British women typically save less than one-third of what their male counterparts do for retirement, research by the Pensions Policy Institute (PPI) has uncovered.

29 JULY 2019 | CHRIS SEEKINGS
"Shocking" gender pensions gap recorded ©Shutterstock
"Shocking" gender pensions gap recorded ©Shutterstock


The findings show that the average pension pot for women in their 60s is around £51,100, compared to £156,500 for men, with part-time working largely to blame.

Working part-time is thought to be responsible for a 47% cut in women’s pension wealth by their late 50s, compared with a 28% reduction caused by the gender pay gap.

This is compounded by the fact that women live 3.7 more years than men on average, meaning that their pensions need to last longer.

The researchers found that women need to save approximately 5-7% more than men on average if they are to drawn the same pension income throughout their retired life.

Joanne Segars, chair of trustees at NOW: Pensions, which commissioned the research, said that the “part-time pensions penalty” must not be ignored any longer.

“Policy and regulation around saving for retirement need to change to better reflect the changes in the workplace and society," she continued.

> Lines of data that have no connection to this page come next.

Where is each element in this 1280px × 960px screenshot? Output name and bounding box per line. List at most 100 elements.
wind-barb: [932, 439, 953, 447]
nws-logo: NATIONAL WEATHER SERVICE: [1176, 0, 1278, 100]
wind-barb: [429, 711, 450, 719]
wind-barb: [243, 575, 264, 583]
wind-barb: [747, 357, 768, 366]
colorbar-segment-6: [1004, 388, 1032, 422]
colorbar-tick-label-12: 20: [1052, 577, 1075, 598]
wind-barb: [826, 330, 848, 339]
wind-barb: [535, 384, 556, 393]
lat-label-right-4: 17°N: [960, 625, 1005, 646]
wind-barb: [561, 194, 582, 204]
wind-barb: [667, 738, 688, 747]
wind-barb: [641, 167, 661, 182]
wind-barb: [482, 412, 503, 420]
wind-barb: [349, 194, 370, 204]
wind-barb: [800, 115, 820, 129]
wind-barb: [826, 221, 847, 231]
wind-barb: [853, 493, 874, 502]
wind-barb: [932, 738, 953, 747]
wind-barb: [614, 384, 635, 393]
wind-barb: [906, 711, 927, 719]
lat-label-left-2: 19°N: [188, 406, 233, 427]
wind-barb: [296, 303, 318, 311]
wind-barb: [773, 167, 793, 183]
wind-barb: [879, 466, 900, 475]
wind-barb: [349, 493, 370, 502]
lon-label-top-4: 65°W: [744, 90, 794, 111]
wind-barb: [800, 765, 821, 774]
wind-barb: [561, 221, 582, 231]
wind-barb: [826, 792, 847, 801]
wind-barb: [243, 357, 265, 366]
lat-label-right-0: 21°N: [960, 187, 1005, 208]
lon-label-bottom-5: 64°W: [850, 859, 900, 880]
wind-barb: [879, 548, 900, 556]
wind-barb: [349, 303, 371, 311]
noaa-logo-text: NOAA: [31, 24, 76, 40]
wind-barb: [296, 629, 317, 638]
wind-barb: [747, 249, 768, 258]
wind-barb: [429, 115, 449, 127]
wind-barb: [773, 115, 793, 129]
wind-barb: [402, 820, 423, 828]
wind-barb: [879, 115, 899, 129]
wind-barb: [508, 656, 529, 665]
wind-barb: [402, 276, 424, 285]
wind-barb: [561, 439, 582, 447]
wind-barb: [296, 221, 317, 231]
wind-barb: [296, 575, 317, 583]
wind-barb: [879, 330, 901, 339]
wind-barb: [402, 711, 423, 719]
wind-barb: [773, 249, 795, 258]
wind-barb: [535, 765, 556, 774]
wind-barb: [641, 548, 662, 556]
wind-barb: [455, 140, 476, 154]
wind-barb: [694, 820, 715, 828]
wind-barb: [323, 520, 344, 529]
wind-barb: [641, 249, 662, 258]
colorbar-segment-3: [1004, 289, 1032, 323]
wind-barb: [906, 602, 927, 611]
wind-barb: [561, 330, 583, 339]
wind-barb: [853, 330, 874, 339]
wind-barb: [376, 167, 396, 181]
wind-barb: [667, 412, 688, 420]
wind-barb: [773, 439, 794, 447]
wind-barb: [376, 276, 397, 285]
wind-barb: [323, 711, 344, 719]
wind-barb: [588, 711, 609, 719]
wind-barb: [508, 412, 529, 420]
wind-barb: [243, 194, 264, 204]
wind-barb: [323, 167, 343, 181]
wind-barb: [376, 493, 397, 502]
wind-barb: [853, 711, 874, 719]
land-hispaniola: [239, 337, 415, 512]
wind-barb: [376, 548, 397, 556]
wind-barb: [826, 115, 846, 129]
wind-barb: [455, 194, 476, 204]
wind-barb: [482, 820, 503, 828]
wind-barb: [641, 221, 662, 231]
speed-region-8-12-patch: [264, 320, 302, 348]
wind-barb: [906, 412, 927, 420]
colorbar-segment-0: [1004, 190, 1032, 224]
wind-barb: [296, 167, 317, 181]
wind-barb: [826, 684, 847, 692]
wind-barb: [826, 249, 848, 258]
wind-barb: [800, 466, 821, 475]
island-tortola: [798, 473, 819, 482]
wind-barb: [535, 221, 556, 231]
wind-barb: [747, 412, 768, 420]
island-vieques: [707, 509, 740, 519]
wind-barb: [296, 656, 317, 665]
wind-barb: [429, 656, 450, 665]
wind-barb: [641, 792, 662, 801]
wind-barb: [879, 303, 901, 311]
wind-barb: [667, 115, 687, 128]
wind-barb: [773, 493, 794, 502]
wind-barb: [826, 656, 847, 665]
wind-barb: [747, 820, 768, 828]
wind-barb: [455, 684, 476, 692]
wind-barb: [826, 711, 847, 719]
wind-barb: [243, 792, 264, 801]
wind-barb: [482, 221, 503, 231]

"Small changes to auto-enrolment could make a big difference for women, but to really bridge the gap, more needs to be done to help mums remain in the workforce."

The analysis shows that a record 71.4% of women are now in work, but that 41% of these were working part-time in the last quarter of 2018, compared with 13% of men.

And a part-time salary might mean that they do not meet the £10,000 a year threshold needed in a single job to be automatically enrolled into a workplace pension scheme.

NOW: Pensions called for an end to the £10,000 auto-enrolment trigger, and said that workplace pension contributions should be paid on every pound of earnings.

This could bring 1.4 million women into pension saving and boost wealth by 140%, while improving the availability of childcare and reforming divorce settlements are also suggested.

And a ‘family carer’s top up’ could help too, with the government paying the equivalent of an employer’s contribution at national living wage level when women take time out of work to care.

“The shocking pensions gap that women experience is a result of a lifetime of income and workplace inequality,” said Sam Smethers, chief executive at the Fawcett Society.

“If we introduced a carer’s top up for pension contributions and lowered the threshold so that more low paid women in part-time work could benefit, that could make a real difference.”